An indirect tax is charged on producers of goods and services and is paid by the consumer indirectly. Examples of indirect taxes include VAT, excise duties (cigarette, alcohol tax) and import levies.
Example of VAT as an indirect tax
VAT rates may be set at 20%. This percentage tax is known as an ad Valorem tax – it means the producer is charged a percentage of the price. For example, If the good is priced at £100, the firm has to pay £20 to the government, and this will be partly absorbed by the consumer through higher prices.
When we buy a new tv for £300, the indirect tax is not immediately visible, we only see the final sales price. It is the firm selling the good which is responsible for collecting the tax and paying the government.
Import duties as indirect tax
If the government imposed import duties on goods such as whiskey imports. The supermarket importing the whisky is responsible for paying the import duty on arrival in the country. This import levy will influence the price that the supermarket charges to the consumer.
The burden of indirect taxes
If the government imposes an indirect tax on a good, the effect on the final price depends on the elasticity of demand. If demand is price inelastic, then the firm will be able to pass on the majority of the tax to the consumer (consumer burden). If the demand is price elastic, then the producer will absorb most of the tax in reduced profit margin (known as producer burden)
A direct tax is paid for by the individual the government is aiming to tax. For example, with income tax, workers pay the tax directly to the government. Direct taxes can have a higher political cost because the impact is more pressing to the individual.
Advantages of indirect taxes
- It is easier for firms to pay indirect taxes than consumers
- In the US, some sales taxes are direct. This means when a good is bought. The shop adds the indirect tax onto the good. This means consumers see incorrect prices and the final price can be an awkward amount to pay e.g. $4.99 becomes $5.44 after 9% sales tax.
- Indirect taxes can be used to overcome market failure and make people pay the full social cost. For example, excise duties like cigarette and tobacco tax can internalise the external cost of smoking and drinking alcohol.

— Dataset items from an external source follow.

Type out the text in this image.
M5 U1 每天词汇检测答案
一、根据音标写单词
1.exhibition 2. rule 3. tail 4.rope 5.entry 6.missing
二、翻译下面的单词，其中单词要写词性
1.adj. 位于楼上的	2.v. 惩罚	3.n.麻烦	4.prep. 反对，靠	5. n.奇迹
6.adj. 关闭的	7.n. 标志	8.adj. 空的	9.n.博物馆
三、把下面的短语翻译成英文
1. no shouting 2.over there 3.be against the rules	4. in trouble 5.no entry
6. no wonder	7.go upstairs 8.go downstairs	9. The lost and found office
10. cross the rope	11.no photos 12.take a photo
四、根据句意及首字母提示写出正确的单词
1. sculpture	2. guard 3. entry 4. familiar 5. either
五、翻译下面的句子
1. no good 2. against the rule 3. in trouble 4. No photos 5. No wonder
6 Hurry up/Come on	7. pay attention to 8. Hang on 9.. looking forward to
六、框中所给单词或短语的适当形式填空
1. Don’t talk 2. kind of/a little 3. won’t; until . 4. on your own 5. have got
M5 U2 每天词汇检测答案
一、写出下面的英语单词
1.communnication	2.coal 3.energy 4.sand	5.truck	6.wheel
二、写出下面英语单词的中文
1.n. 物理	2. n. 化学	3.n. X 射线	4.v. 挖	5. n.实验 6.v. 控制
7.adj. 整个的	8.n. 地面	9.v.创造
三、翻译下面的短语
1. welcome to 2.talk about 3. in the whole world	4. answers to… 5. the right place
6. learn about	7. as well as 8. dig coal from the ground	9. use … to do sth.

Potential disadvantages of indirect taxes
- Regressive nature of indirect taxes. Indirect taxes tend to take a higher percentage of income from those on low income. For example, a smoker who pays £1,000 a year in smoking duties. For a smoker on low-income (£10,000), this will be a high percentage of income 10%. For someone on high income, £120,000 – this same tax will be much smaller percentage 0.8%
- Can encourage tax evasion. Cigarette taxes can encourage a black market in bootleg cigarettes.